When it comes to smaller drivers, the amount of excursion increases enormously, a 12” subwoofer would only need to move about 5mm one way to reproduce a 40hz wave at 100dB/1m, while a 6.5” driver would need to move nearly 17mm. This kind of excursion would destroy most small woofers, which likely have an xmax of 6mm. A ported box halves the excursion requirement at frequencies near the tuning, but that’s still about 8.5”.

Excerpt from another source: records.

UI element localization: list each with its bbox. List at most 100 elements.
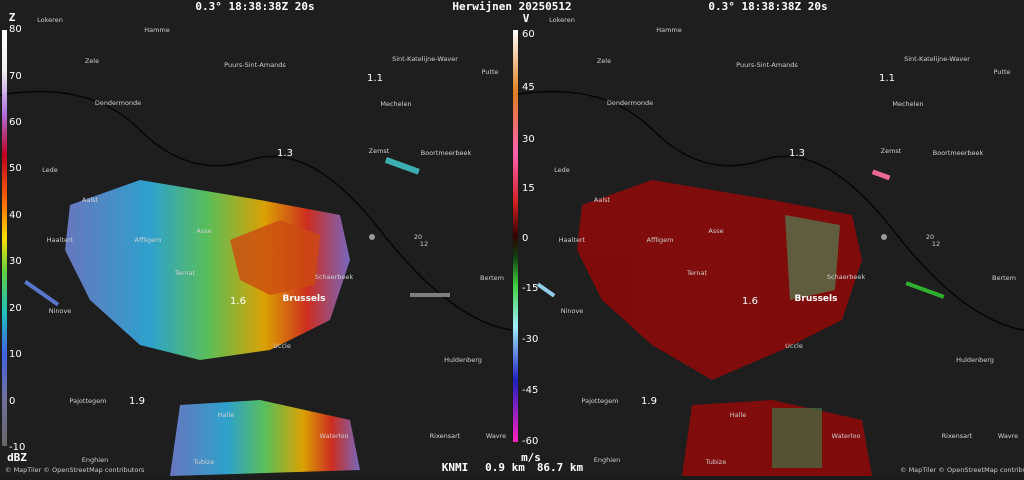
place-label: Affligem [647, 236, 674, 244]
height: 0.9 km [485, 461, 525, 474]
attribution: © MapTiler © OpenStreetMap contributors [5, 466, 145, 474]
header-left: 0.3° 18:38:38Z 20s [195, 0, 314, 13]
place-label: Asse [196, 227, 211, 235]
place-label: Enghien [82, 456, 108, 464]
v-tick-label: 15 [522, 183, 535, 194]
place-label: Dendermonde [607, 99, 653, 107]
place-label: Lede [42, 166, 58, 174]
z-tick-label: 0 [9, 396, 15, 407]
place-label: Zemst [369, 147, 390, 155]
v-tick-label: -15 [522, 283, 538, 294]
radar-site [881, 234, 887, 240]
place-label: Lokeren [37, 16, 63, 24]
contour-label: 1.6 [742, 296, 758, 307]
place-label: Enghien [594, 456, 620, 464]
contour-label: 1.9 [129, 396, 145, 407]
borders [0, 90, 1024, 331]
v-colorbar [513, 30, 518, 442]
place-label: Ninove [49, 307, 72, 315]
wind-speed: 20 [926, 233, 934, 241]
place-label: Schaerbeek [315, 273, 354, 281]
contour-label: 1.3 [277, 148, 293, 159]
place-label: Brussels [795, 294, 838, 304]
z-tick-label: 60 [9, 117, 22, 128]
place-label: Hamme [144, 26, 170, 34]
contour-label: 1.3 [789, 148, 805, 159]
place-label: Haaltert [47, 236, 74, 244]
place-label: Ternat [686, 269, 708, 277]
z-tick-label: -10 [9, 442, 25, 453]
header-center: Herwijnen 20250512 [452, 0, 571, 13]
contour-label: 1.9 [641, 396, 657, 407]
z-tick-label: 50 [9, 163, 22, 174]
place-label: Mechelen [892, 100, 923, 108]
velocity-echo [536, 169, 945, 476]
place-label: Asse [708, 227, 723, 235]
place-label: Waterloo [320, 432, 349, 440]
z-tick-label: 20 [9, 303, 22, 314]
place-label: Puurs-Sint-Amands [736, 61, 798, 69]
v-tick-label: 0 [522, 233, 528, 244]
v-tick-label: -60 [522, 436, 538, 447]
z-label: Z [9, 11, 16, 24]
place-label: Lokeren [549, 16, 575, 24]
place-label: Affligem [135, 236, 162, 244]
radar-site [369, 234, 375, 240]
place-label: Tubize [193, 458, 214, 466]
z-tick-label: 80 [9, 24, 22, 35]
v-tick-label: 60 [522, 29, 535, 40]
place-label: Zele [85, 57, 99, 65]
place-label: Zemst [881, 147, 902, 155]
place-label: Uccle [273, 342, 291, 350]
place-label: Rixensart [430, 432, 461, 440]
place-label: Aalst [594, 196, 611, 204]
source: KNMI [442, 461, 469, 474]
wind-direction: 12 [932, 240, 940, 248]
v-tick-label: 30 [522, 134, 535, 145]
z-tick-label: 10 [9, 349, 22, 360]
attribution: © MapTiler © OpenStreetMap contributors [900, 466, 1024, 474]
place-label: Boortmeerbeek [421, 149, 472, 157]
place-label: Sint-Katelijne-Waver [392, 55, 458, 63]
place-label: Putte [993, 68, 1010, 76]
z-colorbar [2, 30, 7, 446]
v-tick-label: -45 [522, 385, 538, 396]
place-label: Uccle [785, 342, 803, 350]
contour-label: 1.1 [879, 73, 895, 84]
z-tick-label: 70 [9, 71, 22, 82]
place-label: Waterloo [832, 432, 861, 440]
place-label: Putte [481, 68, 498, 76]
place-label: Huldenberg [444, 356, 482, 364]
contour-label: 1.1 [367, 73, 383, 84]
range: 86.7 km [537, 461, 584, 474]
place-label: Zele [597, 57, 611, 65]
v-tick-label: -30 [522, 334, 538, 345]
place-label: Sint-Katelijne-Waver [904, 55, 970, 63]
place-label: Halle [730, 411, 746, 419]
place-label: Aalst [82, 196, 99, 204]
place-label: Haaltert [559, 236, 586, 244]
z-tick-label: 30 [9, 256, 22, 267]
v-tick-label: 45 [522, 82, 535, 93]
place-label: Bertem [480, 274, 504, 282]
place-label: Bertem [992, 274, 1016, 282]
v-unit: m/s [521, 451, 541, 464]
contour-label: 1.6 [230, 296, 246, 307]
place-label: Boortmeerbeek [933, 149, 984, 157]
place-label: Pajottegem [70, 397, 107, 405]
place-label: Mechelen [380, 100, 411, 108]
place-label: Lede [554, 166, 570, 174]
place-label: Halle [218, 411, 234, 419]
header-right: 0.3° 18:38:38Z 20s [708, 0, 827, 13]
place-label: Tubize [705, 458, 726, 466]
wind-direction: 12 [420, 240, 428, 248]
place-label: Schaerbeek [827, 273, 866, 281]
place-label: Huldenberg [956, 356, 994, 364]
z-unit: dBZ [7, 451, 27, 464]
place-label: Ninove [561, 307, 584, 315]
place-label: Dendermonde [95, 99, 141, 107]
place-label: Brussels [283, 294, 326, 304]
v-label: V [523, 12, 530, 25]
reflectivity-echo [24, 157, 450, 476]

Since woofers in two way speakers also must cover mid bass and midrange frequencies, they can’t be made super heavy with a very compliant suspension like a sub, because the driver has to move back and forth quickly to reproduce higher frequencies linearly. To do this effectively, the driver must be light, which also means thin. A thin small driver moving 4x a much a a thick, large subwoofer is going to flex, leading to lots of distortion at lower frequencies.
This is why people use subwoofers. I would be less concerned with bass response of the speakers (so long as it can cover down to about 60-70hz). The largest benefit of a bigger speaker is higher output with lower distortion at all frequencies. Use a sub for the bass.